I've been exploring different techniques for painting my 15mm vehicles. I'm looking for a process that is both quick and effective. I don't want to spend huge amounts of time painting game pieces but I do want cool looking models when I'm finished. I've never done 15mm before so I appreciate that the techniques for a successful miniature will be a little different from a 28mm mini for example. I've therefore decided to experiment with differing styles on similar models (my Stug G's) to see which method I prefer. The first tank was given two drybrushed coats of Middlestone (Vallejo 882) while the second was base coated in solid color (picture above). I then used a wash of black (1:10) to bring out the detail on the second model. I'm still unsure which method I prefer and need to experiment further.
The other experiment I tried was how to get the camouflage pattern right.
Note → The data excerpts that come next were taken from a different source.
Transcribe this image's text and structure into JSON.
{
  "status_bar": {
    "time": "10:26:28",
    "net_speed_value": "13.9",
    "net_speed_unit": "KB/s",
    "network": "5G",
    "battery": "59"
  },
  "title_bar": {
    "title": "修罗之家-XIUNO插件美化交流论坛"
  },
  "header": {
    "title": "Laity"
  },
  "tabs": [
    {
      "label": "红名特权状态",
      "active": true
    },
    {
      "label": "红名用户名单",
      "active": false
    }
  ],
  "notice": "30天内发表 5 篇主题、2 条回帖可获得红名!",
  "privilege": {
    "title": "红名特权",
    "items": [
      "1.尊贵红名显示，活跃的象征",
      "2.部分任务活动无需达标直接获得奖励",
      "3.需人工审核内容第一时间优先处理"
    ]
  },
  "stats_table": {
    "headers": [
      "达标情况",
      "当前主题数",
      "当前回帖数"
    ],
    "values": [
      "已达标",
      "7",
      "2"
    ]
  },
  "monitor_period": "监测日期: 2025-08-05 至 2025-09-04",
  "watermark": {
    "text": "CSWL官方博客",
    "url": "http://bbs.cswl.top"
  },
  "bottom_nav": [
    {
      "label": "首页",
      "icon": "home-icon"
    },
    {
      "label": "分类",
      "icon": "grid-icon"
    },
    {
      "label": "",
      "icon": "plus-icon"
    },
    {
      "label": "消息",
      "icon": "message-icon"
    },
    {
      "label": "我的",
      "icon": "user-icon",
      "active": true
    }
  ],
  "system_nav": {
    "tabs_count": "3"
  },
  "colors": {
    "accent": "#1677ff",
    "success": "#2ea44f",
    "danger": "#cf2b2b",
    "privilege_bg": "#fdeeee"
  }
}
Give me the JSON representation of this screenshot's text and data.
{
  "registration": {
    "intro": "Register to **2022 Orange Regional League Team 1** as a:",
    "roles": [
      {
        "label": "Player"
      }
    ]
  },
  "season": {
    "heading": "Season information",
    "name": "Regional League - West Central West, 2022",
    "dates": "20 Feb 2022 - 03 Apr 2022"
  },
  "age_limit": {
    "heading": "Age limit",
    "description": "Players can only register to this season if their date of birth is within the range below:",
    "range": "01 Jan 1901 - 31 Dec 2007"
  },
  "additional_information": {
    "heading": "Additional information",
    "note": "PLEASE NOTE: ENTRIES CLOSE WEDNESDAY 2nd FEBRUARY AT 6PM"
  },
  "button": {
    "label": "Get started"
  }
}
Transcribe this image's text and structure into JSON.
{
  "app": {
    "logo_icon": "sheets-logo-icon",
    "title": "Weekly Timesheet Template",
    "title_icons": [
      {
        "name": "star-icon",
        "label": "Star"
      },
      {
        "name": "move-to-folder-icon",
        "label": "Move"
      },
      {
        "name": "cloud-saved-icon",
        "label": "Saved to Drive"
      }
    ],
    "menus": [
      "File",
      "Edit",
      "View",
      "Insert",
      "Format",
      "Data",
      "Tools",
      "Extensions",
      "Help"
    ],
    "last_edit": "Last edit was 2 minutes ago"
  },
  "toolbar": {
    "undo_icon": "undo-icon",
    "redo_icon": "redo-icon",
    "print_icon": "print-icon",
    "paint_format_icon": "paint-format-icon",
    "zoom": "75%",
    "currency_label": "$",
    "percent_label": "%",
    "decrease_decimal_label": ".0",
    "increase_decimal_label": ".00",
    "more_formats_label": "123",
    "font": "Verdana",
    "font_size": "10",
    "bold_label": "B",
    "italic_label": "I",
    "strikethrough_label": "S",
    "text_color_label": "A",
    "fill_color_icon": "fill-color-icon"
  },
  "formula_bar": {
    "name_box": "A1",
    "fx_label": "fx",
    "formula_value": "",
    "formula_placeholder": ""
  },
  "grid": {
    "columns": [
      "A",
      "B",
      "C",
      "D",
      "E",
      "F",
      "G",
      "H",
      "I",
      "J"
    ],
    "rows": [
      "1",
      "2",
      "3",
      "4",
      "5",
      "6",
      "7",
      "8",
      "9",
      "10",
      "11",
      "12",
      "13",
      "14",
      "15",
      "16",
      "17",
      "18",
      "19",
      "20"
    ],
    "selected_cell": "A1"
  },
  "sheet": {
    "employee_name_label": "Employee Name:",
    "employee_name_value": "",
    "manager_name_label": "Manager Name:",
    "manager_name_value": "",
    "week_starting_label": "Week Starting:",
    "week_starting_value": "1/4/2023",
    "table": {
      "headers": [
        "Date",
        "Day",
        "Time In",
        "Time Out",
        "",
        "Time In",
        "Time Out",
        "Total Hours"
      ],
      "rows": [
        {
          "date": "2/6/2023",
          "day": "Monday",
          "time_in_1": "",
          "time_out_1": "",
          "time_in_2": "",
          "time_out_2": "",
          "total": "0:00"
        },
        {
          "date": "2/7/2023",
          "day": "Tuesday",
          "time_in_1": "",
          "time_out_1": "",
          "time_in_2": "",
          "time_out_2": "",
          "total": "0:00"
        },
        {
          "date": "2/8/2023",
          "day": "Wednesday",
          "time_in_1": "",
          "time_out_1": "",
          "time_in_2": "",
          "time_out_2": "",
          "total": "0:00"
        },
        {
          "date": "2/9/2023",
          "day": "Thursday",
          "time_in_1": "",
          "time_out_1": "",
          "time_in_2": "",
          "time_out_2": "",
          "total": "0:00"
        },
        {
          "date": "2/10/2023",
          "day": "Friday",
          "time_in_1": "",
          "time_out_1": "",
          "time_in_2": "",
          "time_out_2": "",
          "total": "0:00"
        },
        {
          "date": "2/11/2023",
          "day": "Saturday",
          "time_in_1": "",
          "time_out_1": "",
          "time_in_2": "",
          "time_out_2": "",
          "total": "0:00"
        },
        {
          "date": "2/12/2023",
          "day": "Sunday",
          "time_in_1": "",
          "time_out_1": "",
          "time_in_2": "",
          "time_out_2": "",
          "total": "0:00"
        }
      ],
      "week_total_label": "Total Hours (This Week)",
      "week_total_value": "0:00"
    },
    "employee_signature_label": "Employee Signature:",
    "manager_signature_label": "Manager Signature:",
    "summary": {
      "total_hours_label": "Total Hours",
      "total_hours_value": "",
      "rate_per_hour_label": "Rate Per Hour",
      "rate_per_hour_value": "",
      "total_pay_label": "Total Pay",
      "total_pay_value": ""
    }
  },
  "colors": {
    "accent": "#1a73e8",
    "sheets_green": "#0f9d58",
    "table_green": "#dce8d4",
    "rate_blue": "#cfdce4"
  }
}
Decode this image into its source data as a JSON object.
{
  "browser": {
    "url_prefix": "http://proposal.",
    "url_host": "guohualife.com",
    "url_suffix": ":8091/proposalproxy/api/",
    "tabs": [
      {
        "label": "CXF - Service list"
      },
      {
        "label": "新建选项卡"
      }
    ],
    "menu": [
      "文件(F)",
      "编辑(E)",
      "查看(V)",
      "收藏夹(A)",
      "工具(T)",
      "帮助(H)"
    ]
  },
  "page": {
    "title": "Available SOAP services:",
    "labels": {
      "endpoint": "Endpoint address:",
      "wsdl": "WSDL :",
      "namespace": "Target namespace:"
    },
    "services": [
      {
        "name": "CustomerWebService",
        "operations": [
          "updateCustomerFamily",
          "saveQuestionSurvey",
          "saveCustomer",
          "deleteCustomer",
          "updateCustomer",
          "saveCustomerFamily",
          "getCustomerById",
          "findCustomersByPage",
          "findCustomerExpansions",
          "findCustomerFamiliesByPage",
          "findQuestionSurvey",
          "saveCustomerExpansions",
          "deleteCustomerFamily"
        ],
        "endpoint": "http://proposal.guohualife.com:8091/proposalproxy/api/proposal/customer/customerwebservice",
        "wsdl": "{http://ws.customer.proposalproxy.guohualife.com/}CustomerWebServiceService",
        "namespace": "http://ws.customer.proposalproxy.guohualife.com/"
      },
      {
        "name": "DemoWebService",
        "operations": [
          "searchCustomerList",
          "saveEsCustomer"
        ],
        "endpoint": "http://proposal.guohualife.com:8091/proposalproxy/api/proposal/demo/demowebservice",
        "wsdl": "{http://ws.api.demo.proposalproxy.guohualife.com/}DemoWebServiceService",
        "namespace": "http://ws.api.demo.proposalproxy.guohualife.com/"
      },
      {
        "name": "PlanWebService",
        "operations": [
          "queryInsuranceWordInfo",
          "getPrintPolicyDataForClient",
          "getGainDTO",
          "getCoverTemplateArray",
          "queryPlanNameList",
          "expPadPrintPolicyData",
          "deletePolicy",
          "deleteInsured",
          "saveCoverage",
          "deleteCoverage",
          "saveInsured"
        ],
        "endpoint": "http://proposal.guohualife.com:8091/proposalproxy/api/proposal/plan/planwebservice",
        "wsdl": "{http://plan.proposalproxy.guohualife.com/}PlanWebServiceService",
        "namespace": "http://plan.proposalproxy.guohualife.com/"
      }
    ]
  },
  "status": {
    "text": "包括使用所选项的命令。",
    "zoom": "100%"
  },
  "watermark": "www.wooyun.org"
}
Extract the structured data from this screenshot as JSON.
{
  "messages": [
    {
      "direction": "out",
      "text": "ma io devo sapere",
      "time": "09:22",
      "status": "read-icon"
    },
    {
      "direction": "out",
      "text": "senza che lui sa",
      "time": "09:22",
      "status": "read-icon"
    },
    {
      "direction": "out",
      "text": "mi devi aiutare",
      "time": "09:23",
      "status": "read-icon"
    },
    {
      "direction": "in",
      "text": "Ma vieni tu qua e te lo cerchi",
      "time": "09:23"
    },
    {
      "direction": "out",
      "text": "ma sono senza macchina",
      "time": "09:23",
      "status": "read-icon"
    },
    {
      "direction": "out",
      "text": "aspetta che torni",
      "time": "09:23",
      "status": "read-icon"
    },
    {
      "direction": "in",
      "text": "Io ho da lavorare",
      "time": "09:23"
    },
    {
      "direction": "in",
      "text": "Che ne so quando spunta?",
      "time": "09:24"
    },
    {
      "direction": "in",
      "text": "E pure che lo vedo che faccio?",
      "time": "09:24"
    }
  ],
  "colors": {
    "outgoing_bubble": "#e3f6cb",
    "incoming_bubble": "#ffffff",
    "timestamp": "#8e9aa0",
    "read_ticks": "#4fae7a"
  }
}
I painted a blank patch of Middlestone and tested different methods for applying the two colours (Chocolate Brown 872 and Reflective Green 890). I don't have an airbrush (yet) so I'm looking for a technique that will produce soft edges. Battlefront's painting periodical, The Art of War (Issue 2), suggests a watered down technique applied in multiple layers. However I found the paint pooled too much and left a 'tide mark' around the outside edge. So I tried it again diluting the paint using my 'special water' (Water & Flow Improver 1:4) but again it didn't have the soft outline I wanted. So I made a third mix, this time with the paint diluted about 4:1 with stronger water mix (This time 50% flow improver). Disaster! Far too much flow improver and the paint just spread across the surface uncontrollably.
Back to the drawing board. This time I reverted to my regular 1:4 water mix and applied one part paint to 2 parts my special water (1:2). This looked better but still not quite where I wanted it. The final test produced the best results with a 3:1 ratio of Special Water to Paint. The resultant patch was soft edged and slightly opaque. It's not as good as airbrushing but it might be a suitable alternative.
Having played around for a couple of hours its now time for me to hit the forums and see if anyone else has a better technique.